What is far more troubling, though, is that whole facilities will be closing their doors whenever someone sneezes within a mile. With ambulance chasing lawyers always at the ready, nothing else can be really expected. The US economy (or whatever remains of it) will be further impacted by such fear. Take that teacher, for example... would you put the lives of hundreds of students at risk, even if per entirely trustworthy assurances of the CDC the probability of infection is 0.01% ?
Do you have a source for that outside of the CDC?
a difference in professions....registered nurses go into battle to fight disease and they get blamed to breaking some unknown “protocol”....and teachers get to stay home and get paid for being on a plane that someone else had been in before....a cushy job but somebody’s got to enjoy it I guess...
And I just read the US is STILL open to issue visas to potential Ebola carriers from all three Western African hot zones.
Over 100 apply per day.
Obama wants Ebola here......there is no doubt about it.

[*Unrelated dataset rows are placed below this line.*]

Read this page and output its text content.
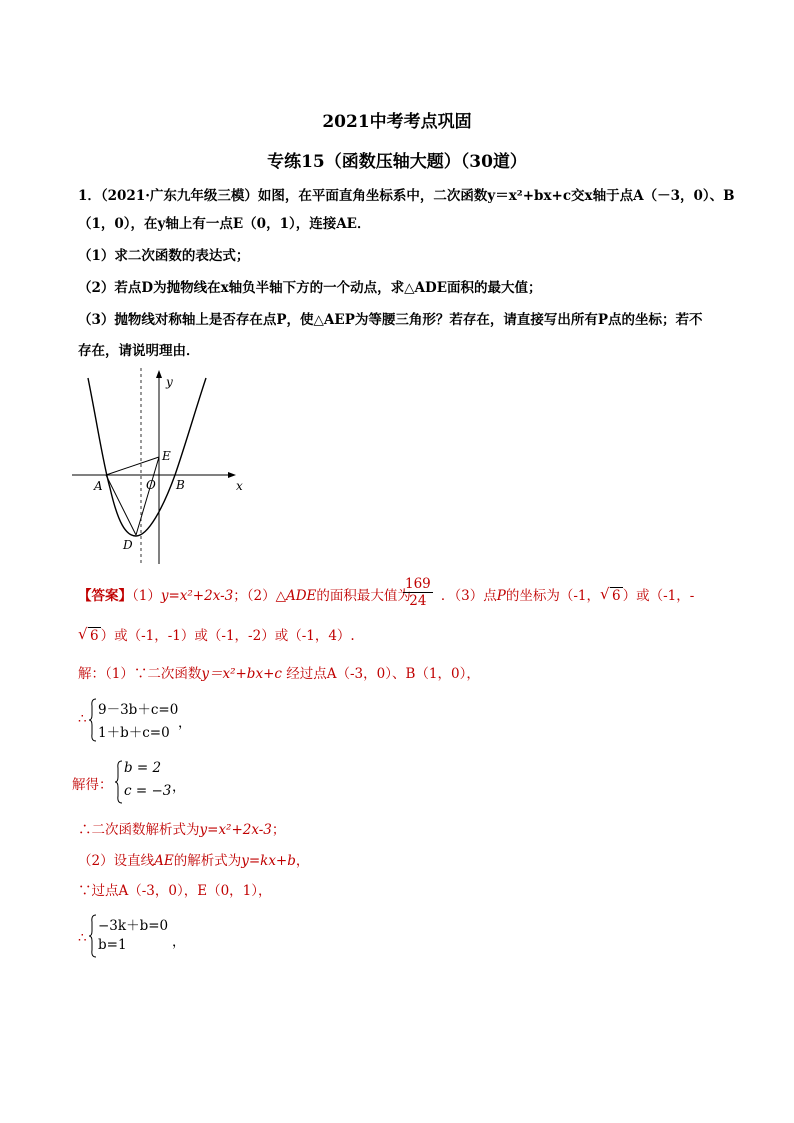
2021中考考点巩固
专练15（函数压轴大题）（30道）
1．（2021·广东九年级三模）如图，在平面直角坐标系中，二次函数y＝x²+bx+c交x轴于点A（－3，0）、B
（1，0），在y轴上有一点E（0，1），连接AE．
（1）求二次函数的表达式；
（2）若点D为抛物线在x轴负半轴下方的一个动点，求△ADE面积的最大值；
（3）抛物线对称轴上是否存在点P，使△AEP为等腰三角形？若存在，请直接写出所有P点的坐标；若不
存在，请说明理由．
y
x
E
A	O B
D
【答案】（1）y=x²+2x-3；（2）△ADE的面积最大值为 ．（3）点P的坐标为（-1，√ 6 ）或（-1，-
$\frac{169}{24}$
√ 6 ）或（-1，-1）或（-1，-2）或（-1，4）.
解：（1）∵二次函数y＝x²+bx+c 经过点A（-3，0）、B（1，0），
∴
9－3b＋c=0
1＋b＋c=0
，
解得：
b = 2
c = −3 ，
∴二次函数解析式为y=x²+2x-3；
（2）设直线AE的解析式为y=kx+b，
∵过点A（-3，0），E（0，1），
∴
−3k＋b=0
b=1	，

“Ebola is contagious, but it is not *that* contagious.” - G
How would you like to turn a doorknob that an ebola infected person turned 4 hours earlier?
Would you let your second grader turn that doorknob?
To me, the school is making exactly the correct decision.
“whole facilities will be closing their doors whenever someone sneezes within a mile.”
What is going to happen when flu/cold season hits? Obama and the CDC can’t think that far ahead.